Production of L-glutaminase and its optimization from a novel marine isolate Vibrio azureus JK-79
AbstractL-Glutaminase is an amidohydrolase which is produced by a variety of micro-organisms including bacteria, yeast and fungi. It is currently used in the treatment of acute lymphoblastic leukemia (ALL) and human immunodeficiency virus (HIV). Another potential application of L-glutaminase is as flavor enhancing agent in soy sauce fermentation.
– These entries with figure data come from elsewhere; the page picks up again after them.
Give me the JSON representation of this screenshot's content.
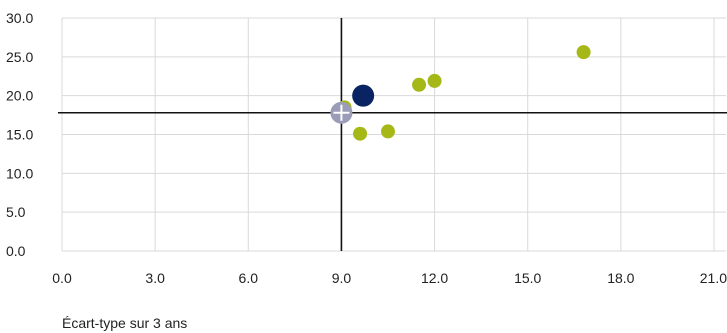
{
  "chart_data": {
    "type": "scatter",
    "xlabel": "Écart-type sur 3 ans",
    "ylabel": "",
    "xlim": [
      0,
      21
    ],
    "ylim": [
      0,
      30
    ],
    "x_ticks": [
      "0.0",
      "3.0",
      "6.0",
      "9.0",
      "12.0",
      "15.0",
      "18.0",
      "21.0"
    ],
    "y_ticks": [
      "0.0",
      "5.0",
      "10.0",
      "15.0",
      "20.0",
      "25.0",
      "30.0"
    ],
    "grid": true,
    "reference_lines": {
      "x": 9.0,
      "y": 17.8
    },
    "series": [
      {
        "color": "#a5b817",
        "points": [
          {
            "x": 9.1,
            "y": 18.5
          },
          {
            "x": 9.6,
            "y": 15.1
          },
          {
            "x": 10.5,
            "y": 15.4
          },
          {
            "x": 11.5,
            "y": 21.4
          },
          {
            "x": 12.0,
            "y": 21.9
          },
          {
            "x": 16.8,
            "y": 25.6
          }
        ]
      },
      {
        "color": "#0a2463",
        "points": [
          {
            "x": 9.7,
            "y": 20.0
          }
        ]
      },
      {
        "color": "#9a9cb8",
        "marker": "crosshair",
        "points": [
          {
            "x": 9.0,
            "y": 17.8
          }
        ]
      }
    ]
  }
}
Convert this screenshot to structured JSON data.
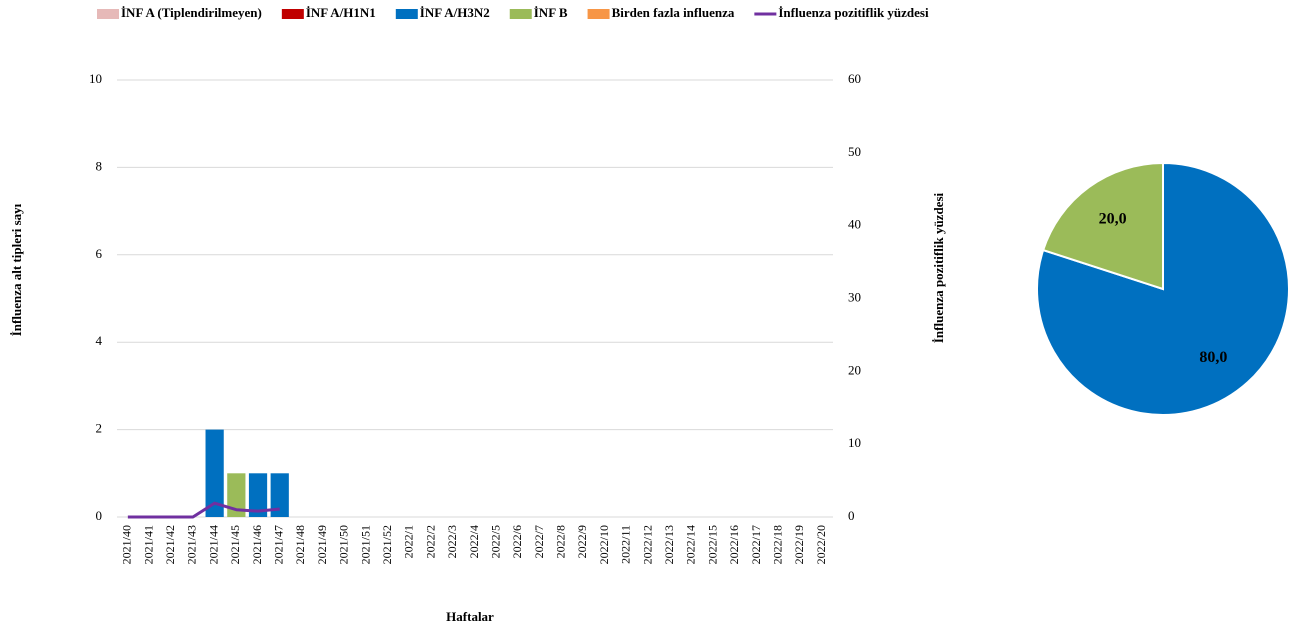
{
  "chart_data": [
    {
      "type": "bar",
      "x_label": "Haftalar",
      "y_label": "İnfluenza alt tipleri sayı",
      "y2_label": "İnfluenza pozitiflik yüzdesi",
      "categories": [
        "2021/40",
        "2021/41",
        "2021/42",
        "2021/43",
        "2021/44",
        "2021/45",
        "2021/46",
        "2021/47",
        "2021/48",
        "2021/49",
        "2021/50",
        "2021/51",
        "2021/52",
        "2022/1",
        "2022/2",
        "2022/3",
        "2022/4",
        "2022/5",
        "2022/6",
        "2022/7",
        "2022/8",
        "2022/9",
        "2022/10",
        "2022/11",
        "2022/12",
        "2022/13",
        "2022/14",
        "2022/15",
        "2022/16",
        "2022/17",
        "2022/18",
        "2022/19",
        "2022/20"
      ],
      "series": [
        {
          "name": "İNF A (Tiplendirilmeyen)",
          "color": "#e6b9b8",
          "values": [
            0,
            0,
            0,
            0,
            0,
            0,
            0,
            0,
            null,
            null,
            null,
            null,
            null,
            null,
            null,
            null,
            null,
            null,
            null,
            null,
            null,
            null,
            null,
            null,
            null,
            null,
            null,
            null,
            null,
            null,
            null,
            null,
            null
          ]
        },
        {
          "name": "İNF A/H1N1",
          "color": "#c00000",
          "values": [
            0,
            0,
            0,
            0,
            0,
            0,
            0,
            0,
            null,
            null,
            null,
            null,
            null,
            null,
            null,
            null,
            null,
            null,
            null,
            null,
            null,
            null,
            null,
            null,
            null,
            null,
            null,
            null,
            null,
            null,
            null,
            null,
            null
          ]
        },
        {
          "name": "İNF A/H3N2",
          "color": "#0070c0",
          "values": [
            0,
            0,
            0,
            0,
            2,
            0,
            1,
            1,
            null,
            null,
            null,
            null,
            null,
            null,
            null,
            null,
            null,
            null,
            null,
            null,
            null,
            null,
            null,
            null,
            null,
            null,
            null,
            null,
            null,
            null,
            null,
            null,
            null
          ]
        },
        {
          "name": "İNF B",
          "color": "#9bbb59",
          "values": [
            0,
            0,
            0,
            0,
            0,
            1,
            0,
            0,
            null,
            null,
            null,
            null,
            null,
            null,
            null,
            null,
            null,
            null,
            null,
            null,
            null,
            null,
            null,
            null,
            null,
            null,
            null,
            null,
            null,
            null,
            null,
            null,
            null
          ]
        },
        {
          "name": "Birden fazla influenza",
          "color": "#f79646",
          "values": [
            0,
            0,
            0,
            0,
            0,
            0,
            0,
            0,
            null,
            null,
            null,
            null,
            null,
            null,
            null,
            null,
            null,
            null,
            null,
            null,
            null,
            null,
            null,
            null,
            null,
            null,
            null,
            null,
            null,
            null,
            null,
            null,
            null
          ]
        },
        {
          "name": "İnfluenza pozitiflik yüzdesi",
          "color": "#7030a0",
          "type": "line",
          "axis": "y2",
          "values": [
            0,
            0,
            0,
            0,
            1.9,
            1.0,
            0.8,
            1.1,
            null,
            null,
            null,
            null,
            null,
            null,
            null,
            null,
            null,
            null,
            null,
            null,
            null,
            null,
            null,
            null,
            null,
            null,
            null,
            null,
            null,
            null,
            null,
            null,
            null
          ]
        }
      ],
      "stacked": true,
      "ylim": [
        0,
        10
      ],
      "yticks": [
        0,
        2,
        4,
        6,
        8,
        10
      ],
      "y2lim": [
        0,
        60
      ],
      "y2ticks": [
        0,
        10,
        20,
        30,
        40,
        50,
        60
      ],
      "grid": true,
      "legend": "top"
    },
    {
      "type": "pie",
      "values": [
        80,
        20
      ],
      "value_labels": [
        "80,0",
        "20,0"
      ],
      "colors": [
        "#0070c0",
        "#9bbb59"
      ]
    }
  ]
}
Even though L-glutaminase activity was reported in numerous micro-organisms, production of L-glutaminase from marine bacteria is very scanty. With this view, in the present research work, L-glutaminase production pattern was studied under submerged fermentation using novel marine isolate Vibrio azureus strain JK-79 (GenBank Acession Number JQ820323) based on one-factor-at-a-time approach. The maximum yield of enzyme production (247 U/ml) was achieved in a seawater based medium at pH 8, 37°C, 1% inoculum concentration and 2% glutamine concentration for 24 h. The medium when supplemented with carbon source, it improved the enzyme production from 247 to 321 U/ml with 1.5% maltose. Addition of 2% soybean meal also improved the L-glutaminase production (289 U/ml). The above results indicate the scope for production of salt tolerant L-glutaminase using this novel marine bacterial strain.
Keywords: L-Glutaminase, Vibrio azureus JK-79, submerged fermentation, optimization of fermentation, one-factor-at-a-time approach.